Script: Loading and Unloading Parquet Data

The annotated scripts in this tutorial describe a Parquet data workflow:

  • Script 1. Loads sample Parquet data into separate columns in a relational table directly from staged data files, avoiding the need for a staging table. In this example, COPY INTO <table> loads separate data into a pair of VARCHAR columns and a VARIANT column.

  • Script 2. Unloads relational Snowflake table data into separate columns in a Parquet file. (When the Parquet file type is specified, COPY INTO <location> unloads to a single column by default.)

The following is a representative row in the sample Parquet file:

{
  "continent": "Europe",
  "country": {
    "city": {
      "bag": [
        {
          "array_element": "Paris"
        },
        {
          "array_element": "Nice"
        },
        {
          "array_element": "Marseilles"
        },
        {
          "array_element": "Cannes"
        }
      ]
    },
    "name": "France"
  }
}

Execute the script using the Snowflake CLI client (SnowSQL).
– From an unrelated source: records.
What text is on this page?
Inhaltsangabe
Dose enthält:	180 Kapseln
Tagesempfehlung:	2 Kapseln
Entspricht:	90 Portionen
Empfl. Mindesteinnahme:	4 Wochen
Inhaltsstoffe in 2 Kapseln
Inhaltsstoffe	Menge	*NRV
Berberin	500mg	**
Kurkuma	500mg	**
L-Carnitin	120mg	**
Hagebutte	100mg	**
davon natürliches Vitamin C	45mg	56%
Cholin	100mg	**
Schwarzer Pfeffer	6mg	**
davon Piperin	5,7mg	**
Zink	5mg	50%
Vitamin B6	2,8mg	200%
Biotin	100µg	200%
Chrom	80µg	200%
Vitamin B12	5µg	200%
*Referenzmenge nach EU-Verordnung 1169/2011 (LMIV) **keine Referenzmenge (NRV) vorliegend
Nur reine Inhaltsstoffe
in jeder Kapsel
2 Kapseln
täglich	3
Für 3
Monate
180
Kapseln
Note that PUT cannot be executed from the Worksheets Worksheet tab page in the Snowflake web interface.

In this Topic:

Prerequisites

  • Requires an active, running virtual warehouse.

  • Download the sample Parquet data file. Right-click the name of the file, cities.parquet, and save the link/file to your local file system.

    Copy the file to your temporary folder:

    • macOS or Linux: //tmp

    • Windows: Open an Explorer window, and enter %TEMP% in the address bar.

SQL Script 1. Loading Parquet Data

Note

The PUT statement in this script assumes you are using a macOS or Linux environment. If you are using Windows, adjust the statement as noted in the statement comments.

/* Create a target relational table for the Parquet data. The table is temporary, meaning it persists only for the duration
of the user session and is not visible to other users. */

create or replace temporary table cities (
  continent varchar default NULL,
  country varchar default NULL,
  city variant default NULL
);

-- Create a file format object that specifies the Parquet file format type. Accepts the default values for other options.
create or replace file format sf_tut_parquet_format
  type = 'parquet';

/* Create a temporary internal stage that references the file format object.

  Similar to temporary tables, temporary stages are automatically dropped at the end of the session. */

create or replace temporary stage sf_tut_stage
  file_format = sf_tut_parquet_format;

/* Stage the data file.

Note that the example PUT statement references the macOS or Linux location of the data file.
If you are using Windows, execute the following statement instead:
put %TEMP%/cities.parquet @sf_tut_stage; */

put file:///tmp/cities.parquet @sf_tut_stage;

/* Load the Parquet data into the relational table.

A SELECT query in the COPY statement identifies a numbered set of columns in the data files you are loading from. Note that all Parquet data is stored in a single column ($1).

Cast element values to the target column data type. */

copy into cities
  from (select
  $1:continent::varchar,
  $1:country:name::varchar,
  $1:country:city.bag::variant
  from @sf_tut_stage/cities.parquet);

-- Query the relational table
SELECT * from cities;

SQL Script 2. Unloading Parquet Data

/* Unload the CITIES table columns into a Parquet file. Optionally flatten the CITY column array and unload the child elements to a separate column. */
/* To retain the table schema in the output file, use a simple SELECT statement, e.g. SELECT * FROM cities. */
/* To retain the column names in the output file, use the HEADER = TRUE copy option. */

copy into @sf_tut_stage/out/parquet_ from (
select
  continent
  , country
  , c.value:array_element::string
  from
    cities
  , lateral flatten(input => city) c)
  file_format = (type = 'parquet')
  header = true;

-- Query the staged Parquet file.
select t.$1 from @sf_tut_stage/out/ t;